Dear IPFire PROs
I thoroughly screwed up (related to my capabilities) and would be glad if I could get some support on the below:
My initial IPFire system main aspects:
Alix board w/ red (WAN), green (LAN), blue (WiFi), orange (DMZ), OVPN
IPFire 2.21 (i586) core 128
No specific firewall rules except routing blue to green for TCP and UDP
SSH is off.
tried to create a (set of) firewall rules in IPFire WUI to tie in a device that obviously could not communicate with it’s cloud service based on existing firewall rules (DMZ pinhole) (excluded device defect by tying it in at ISP router which I need to use as modem)
gave that device which is connected via ethernet only a static IP based on MAC in IPFire DHCP setup
Managed with some firewall rule configuration to reach a sync, but no further communication as it would do if it was not sitting behind my firewall
attempted further variations of firewall rule and finally managed (seemingly) to route ALL queries directed to my IPFire to the IP of that device, since actually i cannot reach my IPFire WUI any longer.
Only access I still have to the IPFire currently is to the console via RS232 and Putty.
Internet access through the IPFire sill works, however since I’m not 100% sure what that latest rule variation does, I unplugged red (long live mobile hotspot)
I researched couple of community entries and wiki articles and could find one line in iptables FORWARDFW rules that would most likely represent this malicious rule i created, however it seems that it will not be removed even if i use iptables -D to this line - or if it takes effect, which other rule in iptables would relate to this:
-A FORWARDFW -d 192.168.0.**/32 -i red0 -j ACCEPT
which seems to be the same as below in FORWARDFW chain for iptables -L
ACCEPT all -- anywhere **device.**Network
only other line i traced that /could/ be related is this one in POLICYFWD after doing iptables -L:
ACCEPT all -- **Fire.**Network/24 anywhere
otherwise I could not identify any rules or chains from iptables that would have an indication to the specific device or the IPFire host.
- I looked into the firewall.local yet I could not find a more detailed syntax / description on how firewall rules are represented there, how and where they are tied in, which would give me sufficient confidence to utilize this script.
If I remember correctly, that rule looked like the following in WUI (but i might be wrong here):
Source: Standard Network RED
NAT: Destination NAT (Port forwarding)
New source IP: green (IP of IPFire)
Destination: static Device IP
Optically it looked in the rules list such that RED was listed under source and a combination of IPFire address above target address was listed under Destination.

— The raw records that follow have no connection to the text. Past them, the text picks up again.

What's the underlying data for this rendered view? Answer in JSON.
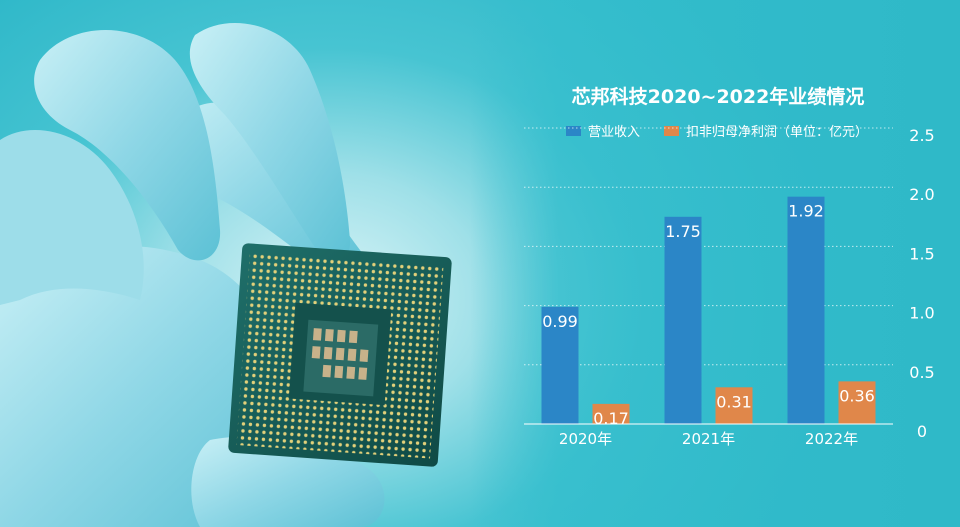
{
  "chart_data": {
    "type": "bar",
    "title": "芯邦科技2020~2022年业绩情况",
    "categories": [
      "2020年",
      "2021年",
      "2022年"
    ],
    "series": [
      {
        "name": "营业收入",
        "values": [
          0.99,
          1.75,
          1.92
        ],
        "color": "#2b86c7"
      },
      {
        "name": "扣非归母净利润（单位：亿元）",
        "values": [
          0.17,
          0.31,
          0.36
        ],
        "color": "#e0874a"
      }
    ],
    "ylim": [
      0,
      2.5
    ],
    "yticks": [
      "0",
      "0.5",
      "1.0",
      "1.5",
      "2.0",
      "2.5"
    ],
    "grid": true,
    "legend": "top"
  }
}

So here I am now, asking kindly and hoping for your support or guidance on how I best could remove this stupid rule that forwards my former WUI query to a different IP (respectively masks the reply with a different IP) so that I can no longer reach it, other than by console.
Thanks in advance for your replies, and let me know what additional information would be required to give recommendations.